I watched Barack Obama’s speech Tuesday morning intently. The “pre-game show” of cable commentators predicted a somewhat grim outcome. What could Obama say that could possibly overcome his association with the words of his pastor, Jeremiah Wright? Would he throw his pastor on the train tracks? And even if he did, would he still suffer from guilt by association?
But then, for 45 minutes, I saw a man who for days had appeared somewhat at sea, buffeted by waves that relentlessly pushed him off course, seem to find his compass and chart a course directly into the eye of the storm. I saw a man with the inner confidence, and the steadiness of a captain who knew he was sailing on uncharted waters but needed to go there anyway, take the nation with him and land them safely on the shore.
In our 24-hour news network world, analysis is instant, and is offered like the play-by-play of a football game, almost always with less insight.
Will they be writing books about Obama’s Philadelphia speech the way they’ve done for Lincoln’s Gettysburg Address for 145 years? Perhaps not. But, Obama crafted and delivered an extraordinary (overused, sorry, but in this case appropriate) and eloquent statement that deserves the appreciation it has already received.
[Please click the link below for the complete article — but then please come on back!]
Yr (justifiably) humble svt wants to believe that objectivity on his part about people in public life is possible. I am the same guy who, pitying Barry Goldwater as a laughingstock after his ignominious campaign and defeat by Lyndon Johnson in 1964, mustered tremendous respect for the statesman senator from Arizona who, 9 years later, stepped up to call his party’s president to account when he knew the Constitution had been wilfully violated by that president.
I am the same guy who has been intrigued for an entire year by the possible presidential aspiration (okay, probable, it’s only the campaign that was possible) of Michael Bloomberg.
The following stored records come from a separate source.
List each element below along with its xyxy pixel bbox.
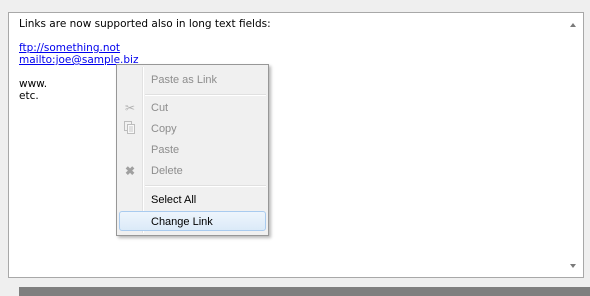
ftp-link-line: ftp://something.not — [19, 42, 271, 54]
menu-separator — [145, 185, 266, 187]
window-background: Links are now supported also in long tex… — [0, 0, 590, 296]
scroll-up-arrow-icon[interactable] — [570, 23, 576, 27]
text-line: Links are now supported also in long tex… — [19, 18, 271, 30]
menu-item-label: Paste — [151, 144, 180, 156]
menu-item-change-link[interactable]: Change Link — [119, 211, 266, 231]
bottom-bar — [19, 287, 590, 296]
menu-item-label: Copy — [151, 123, 177, 135]
long-text-field[interactable]: Links are now supported also in long tex… — [8, 12, 584, 278]
menu-item-label: Paste as Link — [151, 74, 218, 86]
vertical-scrollbar[interactable] — [566, 13, 583, 277]
menu-item-label: Delete — [151, 165, 183, 177]
ftp-link[interactable]: ftp://something.not — [19, 42, 120, 54]
menu-item-label: Select All — [151, 194, 197, 206]
menu-item-label: Change Link — [151, 216, 213, 228]
text-line-blank — [19, 30, 271, 42]
copy-icon — [122, 121, 138, 137]
menu-item-paste[interactable]: Paste — [119, 140, 266, 160]
menu-item-label: Cut — [151, 102, 169, 114]
context-menu: Paste as Link ✂ Cut Copy Paste ✖ Delete … — [116, 64, 269, 236]
menu-item-delete[interactable]: ✖ Delete — [119, 161, 266, 181]
scissors-icon: ✂ — [124, 101, 136, 115]
menu-separator — [145, 94, 266, 96]
menu-item-paste-as-link[interactable]: Paste as Link — [119, 70, 266, 90]
menu-item-select-all[interactable]: Select All — [119, 190, 266, 210]
menu-item-cut[interactable]: ✂ Cut — [119, 98, 266, 118]
scroll-down-arrow-icon[interactable] — [570, 264, 576, 268]
delete-x-icon: ✖ — [124, 164, 136, 178]
menu-item-copy[interactable]: Copy — [119, 119, 266, 139]
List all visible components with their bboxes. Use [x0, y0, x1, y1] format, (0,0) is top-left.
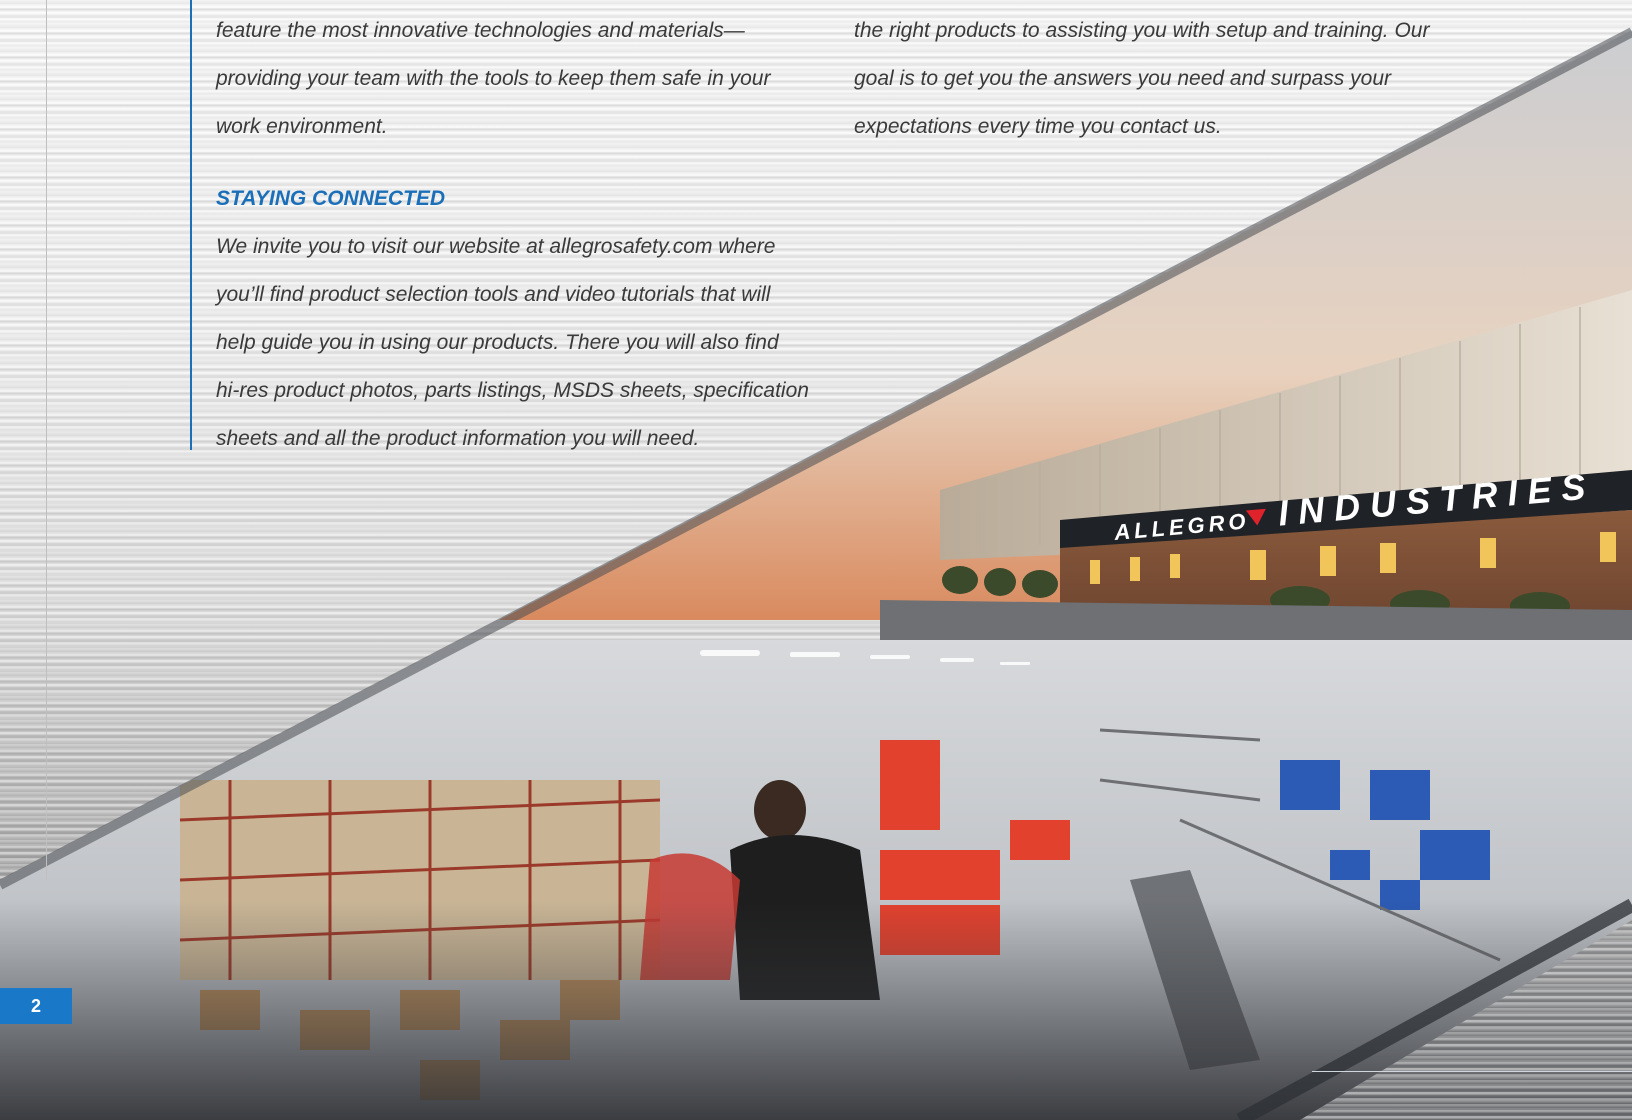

Objectively, Tuesday, I was moved, and have been more than once over the past few years, by the deeds and words of Barack Obama. The man is presidential in a way that far outstrips the “current occupant,” recent occupants, and this year’s competing aspirants, active or retired.
He expresses a vision that, in these all too troubled times, is inspirational. If we’re to make this tossed salad bowl of a nation a melting pot once again, it will take the likes of Barack Obama to get us there, or at least to start getting us there.
A start that is 145 years overdue, at least.